Overview
The utilities module exports helper functions for character type detection, primarily used internally but available for advanced use cases.
isArabicDiacritic
Check if a character is an Arabic diacritic (tashkeel/harakāt).
A single character to test
Returns: boolean - true if the character is an Arabic diacritic
Example
import { isArabicDiacritic } from 'bitaboom';
console.log(isArabicDiacritic('َ')); // true (fatha)
console.log(isArabicDiacritic('ِ')); // true (kasra)
console.log(isArabicDiacritic('ّ')); // true (shadda)
console.log(isArabicDiacritic('ب')); // false (letter ba)
console.log(isArabicDiacritic('a')); // false (Latin letter)
Detected diacritics
This function detects all Arabic diacritical marks including:
- Short vowels: fatha (َ), damma (ُ), kasra (ِ)
- Sukun (ْ)
- Shadda (ّ)
- Tanween marks
- Other diacritics in the Unicode ranges U+064B-U+0652, U+0670, U+0617-U+061A, U+06D6-U+06ED
isArabicLetter
Check if a character is an Arabic letter.
A single character to test
Returns: boolean - true if the character is an Arabic letter
Example
import { isArabicLetter } from 'bitaboom';
console.log(isArabicLetter('ب')); // true
console.log(isArabicLetter('ا')); // true
console.log(isArabicLetter('ع')); // true
console.log(isArabicLetter('َ')); // false (diacritic)
console.log(isArabicLetter('a')); // false (Latin letter)
console.log(isArabicLetter('5')); // false (digit)
Detected letters
This function detects Arabic letters in the Unicode range U+0621-U+064A, which includes:
- All basic Arabic letters (ا-ي)
- Hamza variants
- Common Arabic letter forms
isLatinLetter
Check if a character is a Latin letter.
A single character to test
Returns: boolean - true if the character is a Latin letter (a-z, A-Z)
Example
import { isLatinLetter } from 'bitaboom';
console.log(isLatinLetter('a')); // true
console.log(isLatinLetter('Z')); // true
console.log(isLatinLetter('ب')); // false (Arabic letter)
console.log(isLatinLetter('5')); // false (digit)

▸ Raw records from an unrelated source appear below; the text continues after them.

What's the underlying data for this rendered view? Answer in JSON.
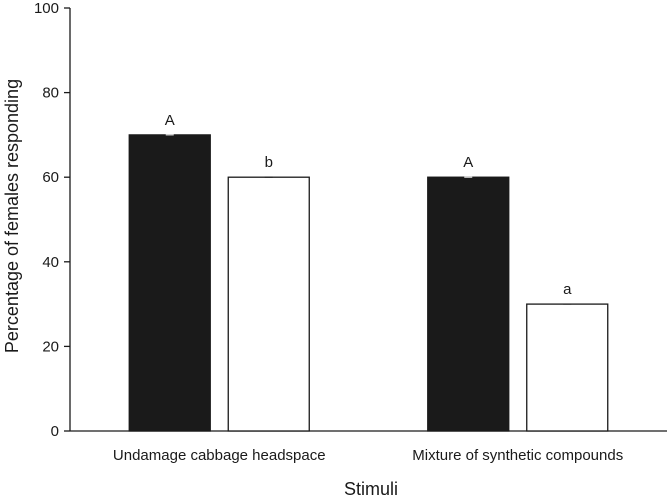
{
  "chart_data": {
    "type": "bar",
    "title": "",
    "xlabel": "Stimuli",
    "ylabel": "Percentage of females responding",
    "ylim": [
      0,
      100
    ],
    "yticks": [
      0,
      20,
      40,
      60,
      80,
      100
    ],
    "categories": [
      "Undamage cabbage headspace",
      "Mixture of synthetic compounds"
    ],
    "series": [
      {
        "color": "#1a1a1a",
        "values": [
          70,
          60
        ],
        "labels": [
          "A",
          "A"
        ]
      },
      {
        "color": "#ffffff",
        "values": [
          60,
          30
        ],
        "labels": [
          "b",
          "a"
        ]
      }
    ],
    "grid": false,
    "legend": "none"
  }
}
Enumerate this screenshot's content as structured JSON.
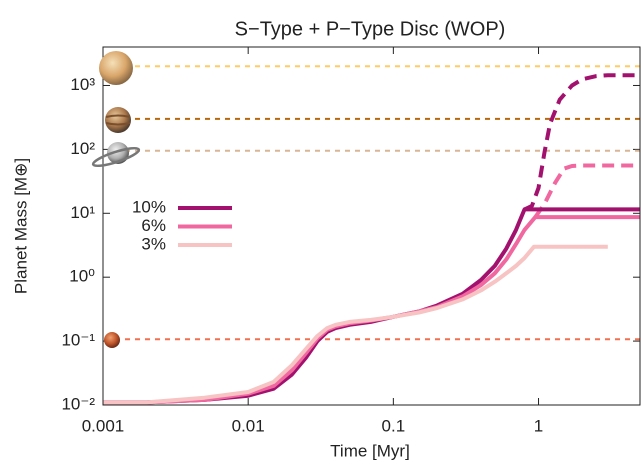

console.log(isLatinLetter(' ')); // false (space)
Detected letters
This function detects:
- Lowercase letters: a-z
- Uppercase letters: A-Z
This function does NOT include Latin letters with diacritics (ā, ī, ū, etc.). It only matches basic ASCII letters.
Common use cases
Analyzing text composition
import { isArabicLetter, isLatinLetter, isArabicDiacritic } from 'bitaboom';
function analyzeText(text: string) {
let arabicLetters = 0;
let latinLetters = 0;
let diacritics = 0;
for (const char of text) {
if (isArabicDiacritic(char)) diacritics++;
else if (isArabicLetter(char)) arabicLetters++;
else if (isLatinLetter(char)) latinLetters++;
}
return { arabicLetters, latinLetters, diacritics };
}
console.log(analyzeText('بِسْمِ اللَّهِ'));
// { arabicLetters: 7, latinLetters: 0, diacritics: 5 }
console.log(analyzeText('Hello مرحبا'));
// { arabicLetters: 5, latinLetters: 5, diacritics: 0 }
Stripping diacritics while preserving letters
import { isArabicDiacritic } from 'bitaboom';
function stripDiacritics(text: string): string {
return Array.from(text)
.filter(char => !isArabicDiacritic(char))
.join('');
}
console.log(stripDiacritics('بِسْمِ اللَّهِ')); // بسم الله
Detecting script type
import { isArabicLetter, isLatinLetter } from 'bitaboom';
function detectScript(text: string): 'arabic' | 'latin' | 'mixed' | 'other' {
let hasArabic = false;
let hasLatin = false;
for (const char of text) {
if (isArabicLetter(char)) hasArabic = true;
if (isLatinLetter(char)) hasLatin = true;
}
if (hasArabic && hasLatin) return 'mixed';
if (hasArabic) return 'arabic';
if (hasLatin) return 'latin';
return 'other';
}
console.log(detectScript('مرحبا')); // arabic
console.log(detectScript('Hello')); // latin
console.log(detectScript('Hello مرحبا')); // mixed
These functions are optimized for single-character checks. For analyzing entire strings, consider using higher-level functions like getArabicScore from the arabic module.
When processing large amounts of text, cache the results if you’re checking the same characters repeatedly.